If conservation efforts are not vastly improved, mammal species will die off so quickly in the next 50 years that it will take nature 3-5 million years to recover, researchers from Aarhus University, Denmark, and the University of Gothenburg, Sweden, find.
Five mass extinctions have occurred over the past 450 million years. But, they happened naturally, and evolution was always there to develop new, unique species.
The sixth mass extinction, however, is happening right now, and it will accelerate too fast for evolution to keep up.
Humans are to blame for this increased biodiversity loss, said Matt Davis, a postdoc researcher in the Department of Bioscience at Aarhus University and lead author of the study. “More specifically, us destroying animal habitats and converting them to our own use,” he continued.
The sixth mass extinction started in the Late Pleistocene, and it has already wiped out 300 mammal species and more than 2.5 billion years of unique evolutionary history, the researchers wrote.
It will take mammals 5-7 million years to rebuild diversity to its level before humans evolved. It will take 3-5 million years to reach current biodiversity levels.
The study
The researchers used a huge database that included hundreds of species of mammals that existed prior to the spread of homo sapiens. This way, they could fully study how humans have impacted other species of mammals.
They used computers, evolutionary simulations and their immense data sets to calculate the amount of evolutionary time that would be lost from past and future extinctions and to assess how long recovery would take.
Evolutionary significance
Not all mammals have the same evolutionary significance.
Some mammal species have very distinct lineages with very few close relatives.
“Large mammals, or megafauna, such as giant sloths and sabre-toothed tigers, which became extinct about 10,000 years ago, were highly evolutionarily distinct,” Davis said in a statement. “Since they had few close relatives, their extinctions meant that entire branches of Earth’s evolutionary tree were chopped off.”
“There are hundreds of species of shrew, so they can weather a few extinctions,” he continued. “There were only four species of sabre-toothed tiger; they all went extinct.”
What can be done?
Some of our largest, most beloved animal species are at risk.
“Although we once lived in a world of giants: giant beavers, giant armadillos, giant deer, etc., we now live in a world that is becoming increasingly impoverished of large wild mammalian species,” Jens-Christian Svenning, a professor in the Department of Bioscience at Aarhus University and co-author of the study, said in a statement.
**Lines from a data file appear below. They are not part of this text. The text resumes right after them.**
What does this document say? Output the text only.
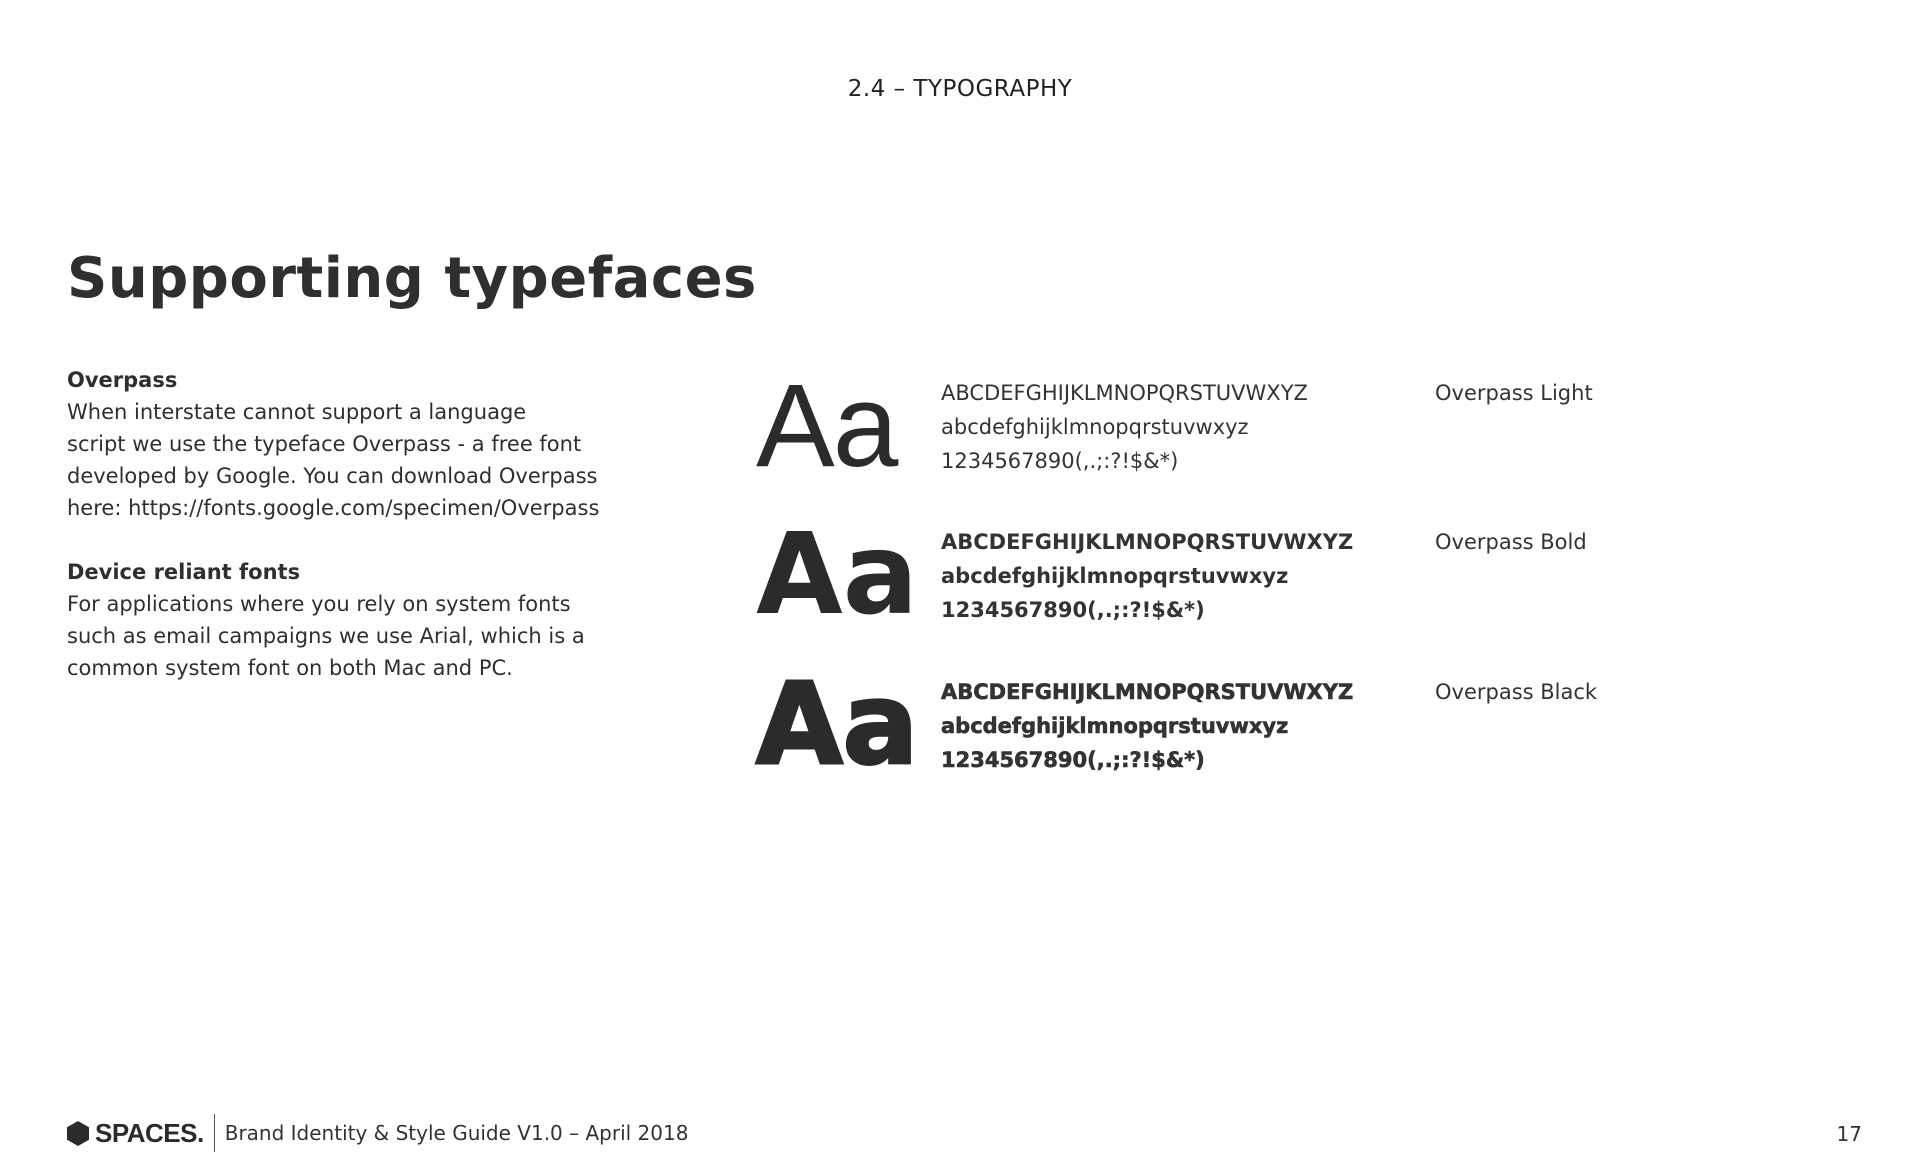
2.4 – TYPOGRAPHY
Supporting typefaces
Overpass
When interstate cannot support a language
script we use the typeface Overpass - a free font
developed by Google. You can download Overpass
here: https://fonts.google.com/specimen/Overpass
Device reliant fonts
For applications where you rely on system fonts
such as email campaigns we use Arial, which is a
common system font on both Mac and PC.
Aa ABCDEFGHIJKLMNOPQRSTUVWXYZ
abcdefghijklmnopqrstuvwxyz
1234567890(,.;:?!$&*)
Overpass Light
Aa ABCDEFGHIJKLMNOPQRSTUVWXYZ
abcdefghijklmnopqrstuvwxyz
1234567890(,.;:?!$&*)
Overpass Bold
Aa ABCDEFGHIJKLMNOPQRSTUVWXYZ
abcdefghijklmnopqrstuvwxyz
1234567890(,.;:?!$&*)
Overpass Black
SPACES. Brand Identity & Style Guide V1.0 – April 2018	17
“The few remaining giants, such as rhinos and elephants, are in danger of being wiped out very rapidly,” he continued.
Immediate action is required if we want to help increase the chances of survival for many of the endangered animal species.
“Contact your representative in government,” said Davis. “We aren’t going to solve this problem unless the governments of the world agree that this is an issue that requires action. A lot of good work can be done at the grassroots level but major global threats require global solutions.”
It isn’t all bad news. There are some steps we can take to preserve existing biodiversity.
“If you look on a more local scale, many species aren’t extinct, they have just had their ranges reduced by humans,” said Davis. “We are already looking at how much biodiversity can be restored by letting species move back to their native ranges. It turns out it is a lot, and that’s some good news for once.”
In the future, the researchers’ data and methods could be used to quickly identify endangered species that are evolutionarily distinct.
“Our paper particularly suggests that we should be using phylogenetic diversity more to prioritize conservation of evolutionary distinct species that are at risk of extinction,” said Davis.
“So far, phylogenetic diversity has mostly been an academic issue and hasn’t been used much with conservationists on the ground. I think this will start to change with the increasing popularity of programs like the EDGE of Existence list and metrics that can prioritize whole conservation areas and groups of species,” he continued.